The next room on the tour leads into Pearl’s adult life. Fashions from America and China hang on the walls and several of Pearl’s early works are on display next to a photo of her receiving a Nobel Prize.
The final room transports visitors to a different country. Brightly colored banners, umbrellas and artifacts from Pearl’s life in China fill the room with a sense of her second home.
“Why not tell of her life in China with the Chinese things?” Lubin-Tyler said. “It all brings it together. I’m able to talk about them and the life she had.”
The final stage of the tour leads to the cellar, kitchen and dining room.
A section of the cellar originally closed to the public is now open and shows how the family stored food and kitchen items, leaving more space in the dining room for a fully set table and the pie safe.

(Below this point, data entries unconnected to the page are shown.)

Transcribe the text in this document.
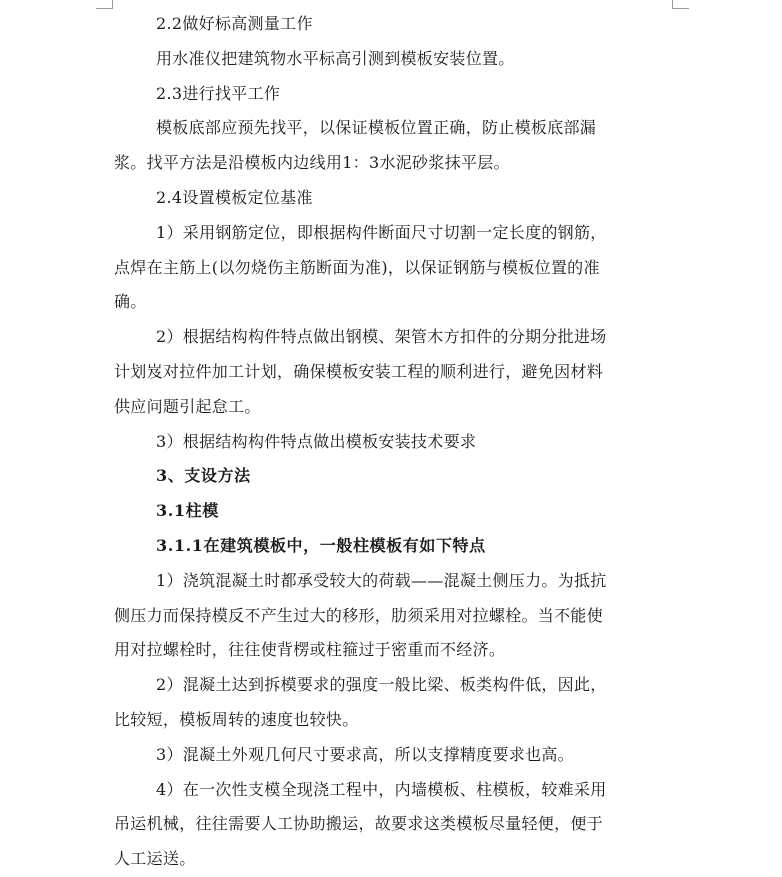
2.2做好标高测量工作

用水准仪把建筑物水平标高引测到模板安装位置。

2.3进行找平工作

模板底部应预先找平，以保证模板位置正确，防止模板底部漏

浆。找平方法是沿模板内边线用1：3水泥砂浆抹平层。

2.4设置模板定位基准

1）采用钢筋定位，即根据构件断面尺寸切割一定长度的钢筋，

点焊在主筋上(以勿烧伤主筋断面为准)，以保证钢筋与模板位置的准

确。

2）根据结构构件特点做出钢模、架管木方扣件的分期分批进场

计划岌对拉件加工计划，确保模板安装工程的顺利进行，避免因材料

供应问题引起怠工。

3）根据结构构件特点做出模板安装技术要求

3、支设方法

3.1柱模

3.1.1在建筑模板中，一般柱模板有如下特点

1）浇筑混凝土时都承受较大的荷载——混凝土侧压力。为抵抗

侧压力而保持模反不产生过大的移形，肋须采用对拉螺栓。当不能使

用对拉螺栓时，往往使背楞或柱箍过于密重而不经济。

2）混凝土达到拆模要求的强度一般比梁、板类构件低，因此，

比较短，模板周转的速度也较快。

3）混凝土外观几何尺寸要求高，所以支撑精度要求也高。

4）在一次性支模全现浇工程中，内墙模板、柱模板，较难采用

吊运机械，往往需要人工协助搬运，故要求这类模板尽量轻便，便于

人工运送。
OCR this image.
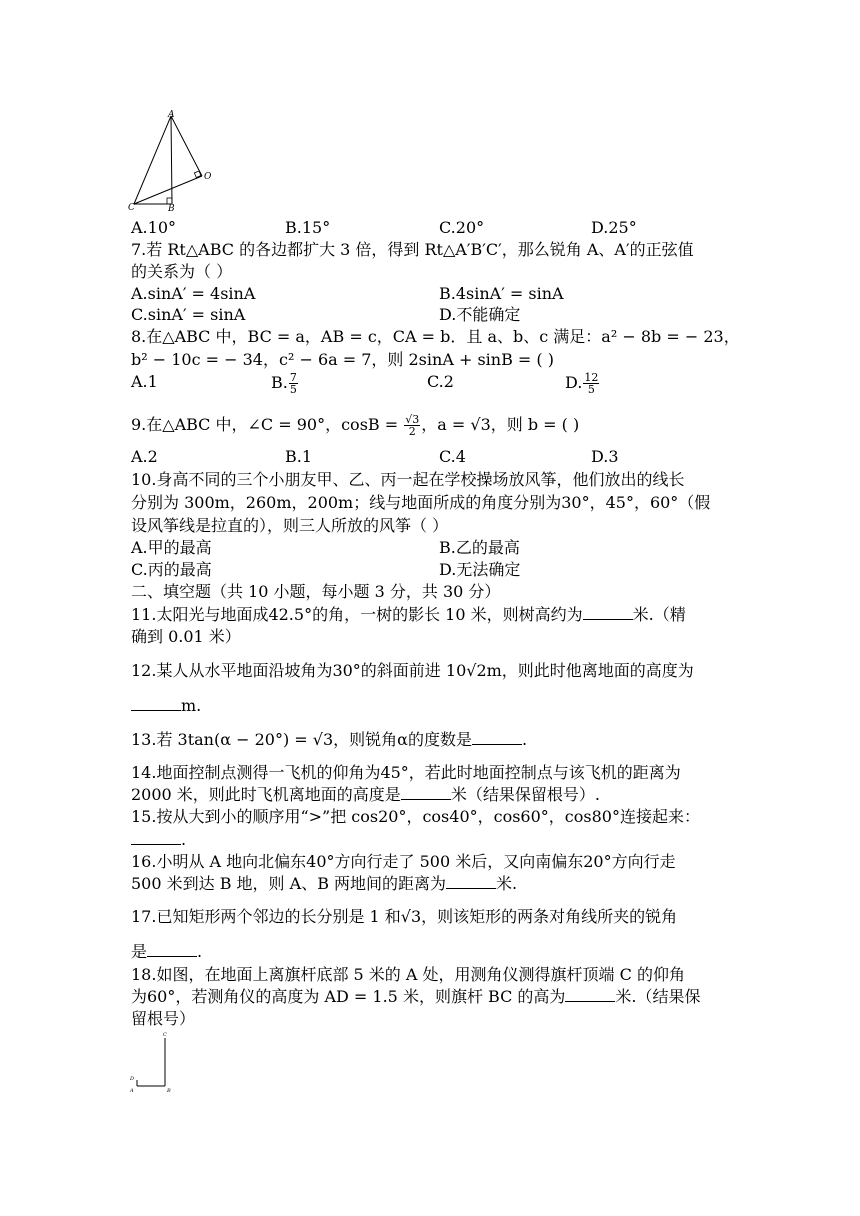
A
C	B
O
A.10°	B.15°	C.20°	D.25°
7.若 Rt△ABC 的各边都扩大 3 倍，得到 Rt△A′B′C′，那么锐角 A、A′的正弦值
的关系为（ ）
A.sinA′ = 4sinA	B.4sinA′ = sinA
C.sinA′ = sinA	D.不能确定
8.在△ABC 中，BC = a，AB = c，CA = b．且 a、b、c 满足：a² − 8b = − 23，
b² − 10c = − 34，c² − 6a = 7，则 2sinA + sinB = ( )
A.1	B. $\frac{7}{5}$	C.2	D. $\frac{12}{5}$
9.在△ABC 中，∠C = 90°，$\cos B = \frac{√3}{2}$ ，a = √3，则 b = ( )
A.2	B.1	C.4	D.3
10.身高不同的三个小朋友甲、乙、丙一起在学校操场放风筝，他们放出的线长
分别为 300m，260m，200m；线与地面所成的角度分别为30°，45°，60°（假
设风筝线是拉直的），则三人所放的风筝（ ）
A.甲的最高	B.乙的最高
C.丙的最高	D.无法确定
二、填空题（共 10 小题，每小题 3 分，共 30 分）
11.太阳光与地面成42.5°的角，一树的影长 10 米，则树高约为	米.（精
确到 0.01 米）
12.某人从水平地面沿坡角为30°的斜面前进 10√2m，则此时他离地面的高度为
m.
13.若 3tan(α − 20°) = √3，则锐角α的度数是	.
14.地面控制点测得一飞机的仰角为45°，若此时地面控制点与该飞机的距离为
2000 米，则此时飞机离地面的高度是	米（结果保留根号）.
15.按从大到小的顺序用“>”把 cos20°，cos40°，cos60°，cos80°连接起来：
.
16.小明从 A 地向北偏东40°方向行走了 500 米后，又向南偏东20°方向行走
500 米到达 B 地，则 A、B 两地间的距离为	米.
17.已知矩形两个邻边的长分别是 1 和√3，则该矩形的两条对角线所夹的锐角
是	.
18.如图，在地面上离旗杆底部 5 米的 A 处，用测角仪测得旗杆顶端 C 的仰角
为60°，若测角仪的高度为 AD = 1.5 米，则旗杆 BC 的高为	米.（结果保
留根号）
C
D
A	B
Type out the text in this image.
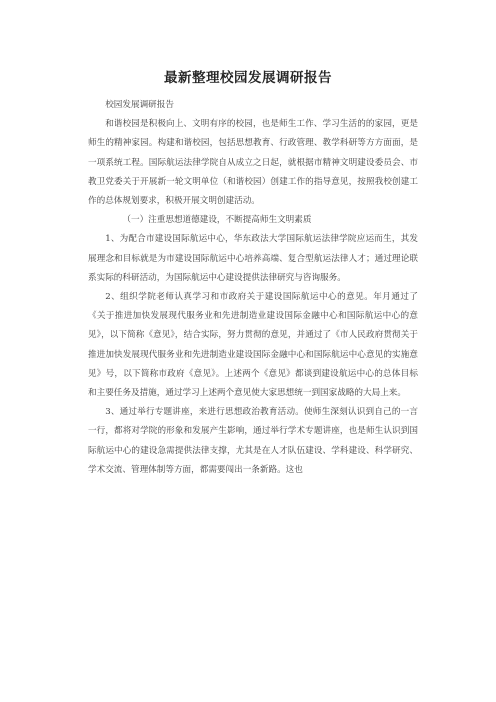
最新整理校园发展调研报告

校园发展调研报告

和谐校园是积极向上、文明有序的校园，也是师生工作、学习生活的的家园，更是师生的精神家园。构建和谐校园，包括思想教育、行政管理、教学科研等方方面面，是一项系统工程。国际航运法律学院自从成立之日起，就根据市精神文明建设委员会、市教卫党委关于开展新一轮文明单位（和谐校园）创建工作的指导意见，按照我校创建工作的总体规划要求，积极开展文明创建活动。

（一）注重思想道德建设，不断提高师生文明素质

1、为配合市建设国际航运中心，华东政法大学国际航运法律学院应运而生，其发展理念和目标就是为市建设国际航运中心培养高端、复合型航运法律人才；通过理论联系实际的科研活动，为国际航运中心建设提供法律研究与咨询服务。

2、组织学院老师认真学习和市政府关于建设国际航运中心的意见。年月通过了《关于推进加快发展现代服务业和先进制造业建设国际金融中心和国际航运中心的意见》，以下简称《意见》，结合实际，努力贯彻的意见，并通过了《市人民政府贯彻关于推进加快发展现代服务业和先进制造业建设国际金融中心和国际航运中心意见的实施意见》号，以下简称市政府《意见》。上述两个《意见》都谈到建设航运中心的总体目标和主要任务及措施，通过学习上述两个意见使大家思想统一到国家战略的大局上来。

3、通过举行专题讲座，来进行思想政治教育活动。使师生深刻认识到自己的一言一行，都将对学院的形象和发展产生影响，通过举行学术专题讲座，也是师生认识到国际航运中心的建设急需提供法律支撑，尤其是在人才队伍建设、学科建设、科学研究、学术交流、管理体制等方面，都需要闯出一条新路。这也
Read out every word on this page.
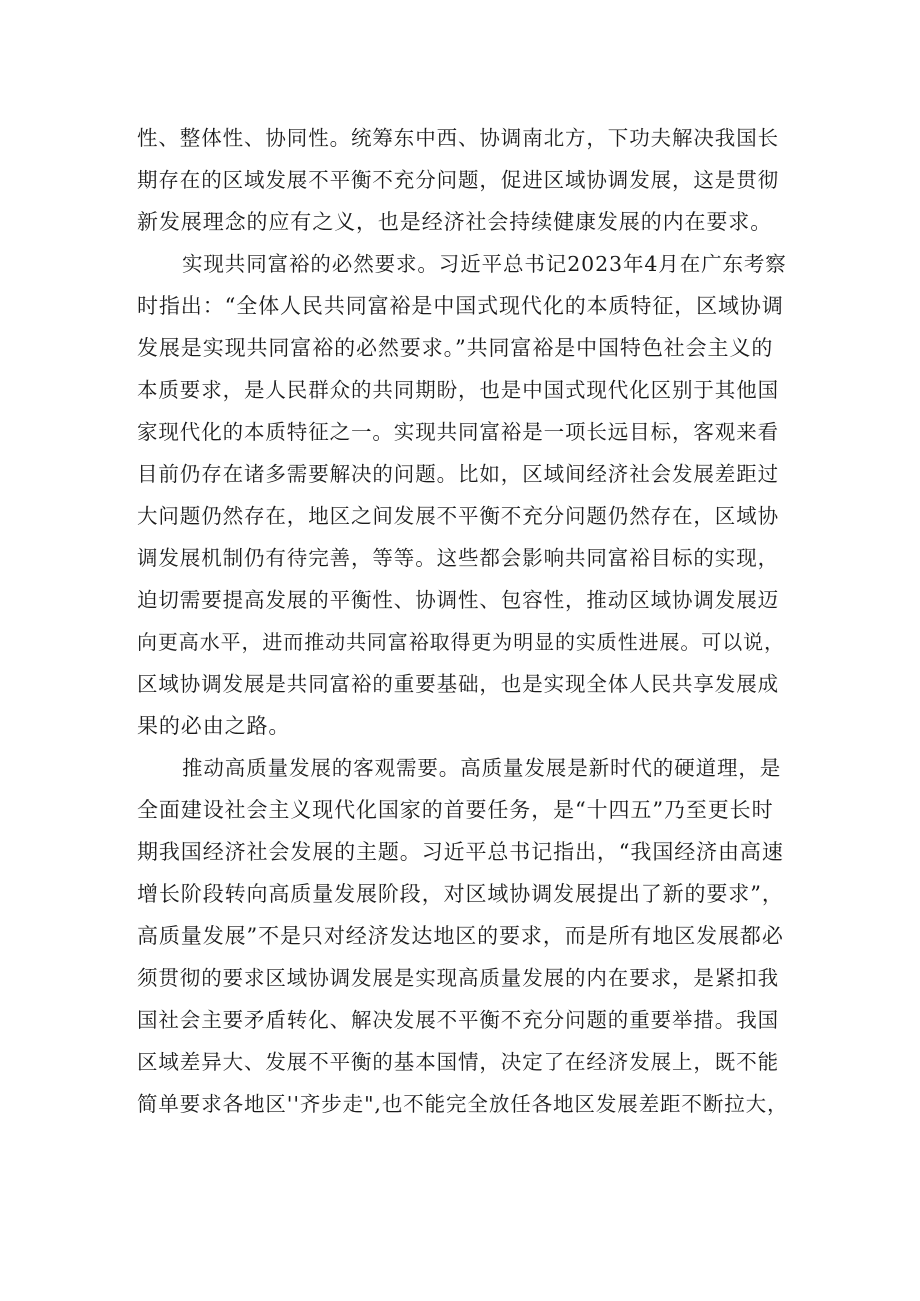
性、整体性、协同性。统筹东中西、协调南北方，下功夫解决我国长
期存在的区域发展不平衡不充分问题，促进区域协调发展，这是贯彻
新发展理念的应有之义，也是经济社会持续健康发展的内在要求。
实现共同富裕的必然要求。习近平总书记2023年4月在广东考察
时指出：“全体人民共同富裕是中国式现代化的本质特征，区域协调
发展是实现共同富裕的必然要求。”共同富裕是中国特色社会主义的
本质要求，是人民群众的共同期盼，也是中国式现代化区别于其他国
家现代化的本质特征之一。实现共同富裕是一项长远目标，客观来看
目前仍存在诸多需要解决的问题。比如，区域间经济社会发展差距过
大问题仍然存在，地区之间发展不平衡不充分问题仍然存在，区域协
调发展机制仍有待完善，等等。这些都会影响共同富裕目标的实现，
迫切需要提高发展的平衡性、协调性、包容性，推动区域协调发展迈
向更高水平，进而推动共同富裕取得更为明显的实质性进展。可以说，
区域协调发展是共同富裕的重要基础，也是实现全体人民共享发展成
果的必由之路。
推动高质量发展的客观需要。高质量发展是新时代的硬道理，是
全面建设社会主义现代化国家的首要任务，是“十四五”乃至更长时
期我国经济社会发展的主题。习近平总书记指出，“我国经济由高速
增长阶段转向高质量发展阶段，对区域协调发展提出了新的要求”，
高质量发展”不是只对经济发达地区的要求，而是所有地区发展都必
须贯彻的要求区域协调发展是实现高质量发展的内在要求，是紧扣我
国社会主要矛盾转化、解决发展不平衡不充分问题的重要举措。我国
区域差异大、发展不平衡的基本国情，决定了在经济发展上，既不能
简单要求各地区''齐步走",也不能完全放任各地区发展差距不断拉大，
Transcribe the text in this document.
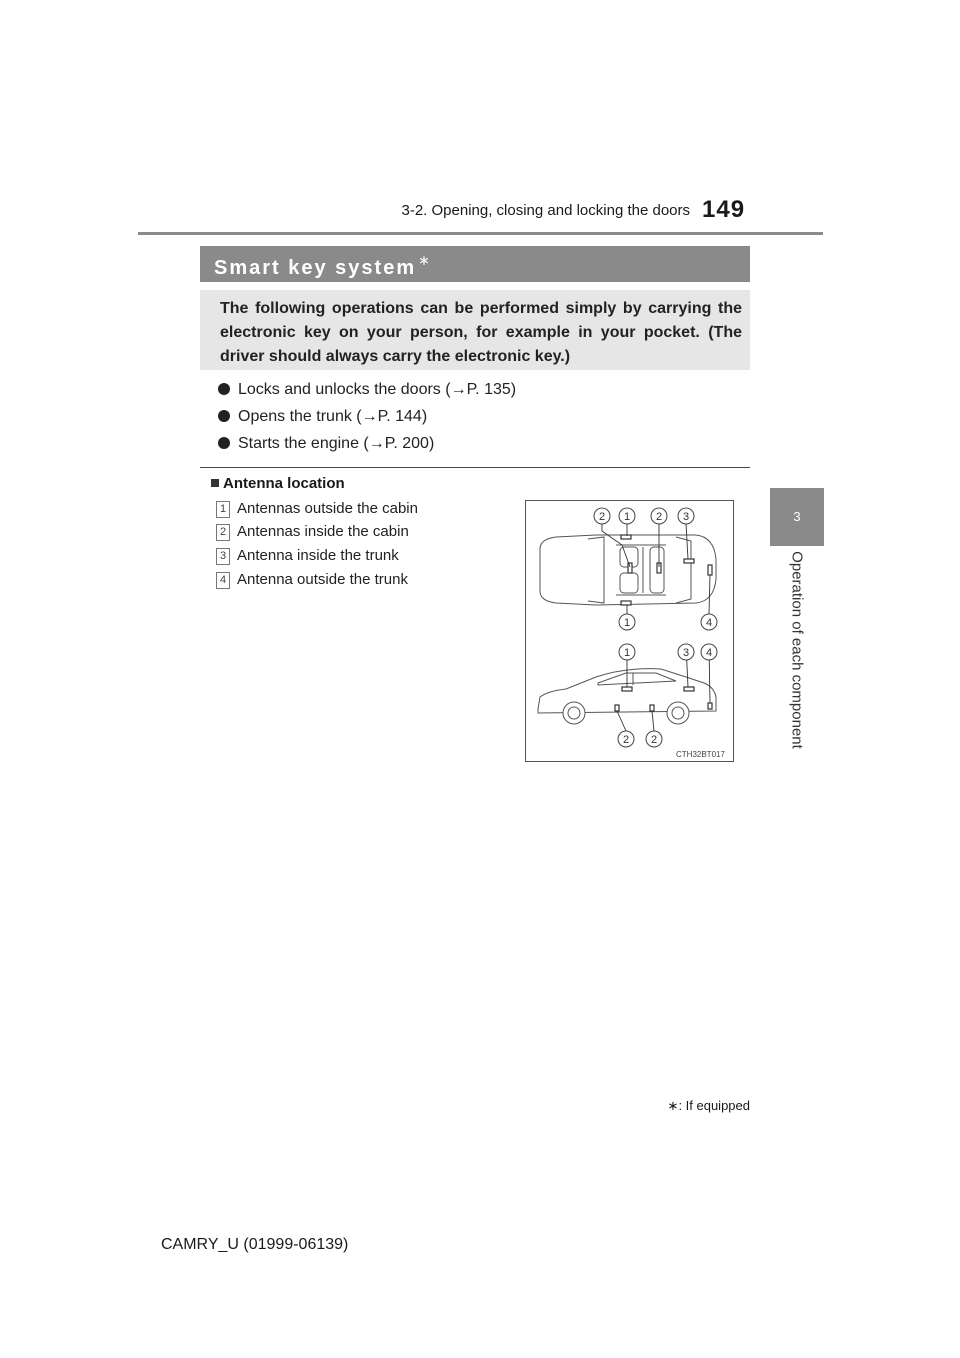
3-2. Opening, closing and locking the doors 149
3
Operation of each component
Smart key system ∗
The following operations can be performed simply by carrying the electronic key on your person, for example in your pocket. (The driver should always carry the electronic key.)
Locks and unlocks the doors (→P. 135)
Opens the trunk (→P. 144)
Starts the engine (→P. 200)
Antenna location
1 Antennas outside the cabin
2 Antennas inside the cabin
3 Antenna inside the trunk
4 Antenna outside the trunk
2 1 2 3
1	4
1	3 4
2 2
CTH32BT017
∗: If equipped
CAMRY_U (01999-06139)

The table is set with china Carolina chose to remind them of Holland, and napkins she embroidered for her son’s wedding anniversary.
“People can really feel it,” Lubin-Tyler said. “There are all original pieces here. The pie safe now becomes meaningful. It displays the beautiful China. It’s one thing to see a photograph but to see it and then experience the story of it, that’s what we’re trying to draw.”
The former gift shop in the cellar is now an exhibition room, filled with items inspired by Pearl and the Birthplace. A miniature replica of the house sits on a table under kites and costumes from the “My Mother’s House,” play which was performed at the grand opening of the museum in 1974.
Shelves are lined with photographs and other memorabilia to add to the experience.
By the end of the tour, visitors will have a better understanding of who Pearl was, what her family was like and what life was like in Pocahontas County in the 1800s.
“Pearl saw this house as her Gateway to America and now, we’re looking at this and, in my mind, this is the gateway to learning who Pearl is,” Lubin-Tyler said. “Discover her here because her life will take you around the world.”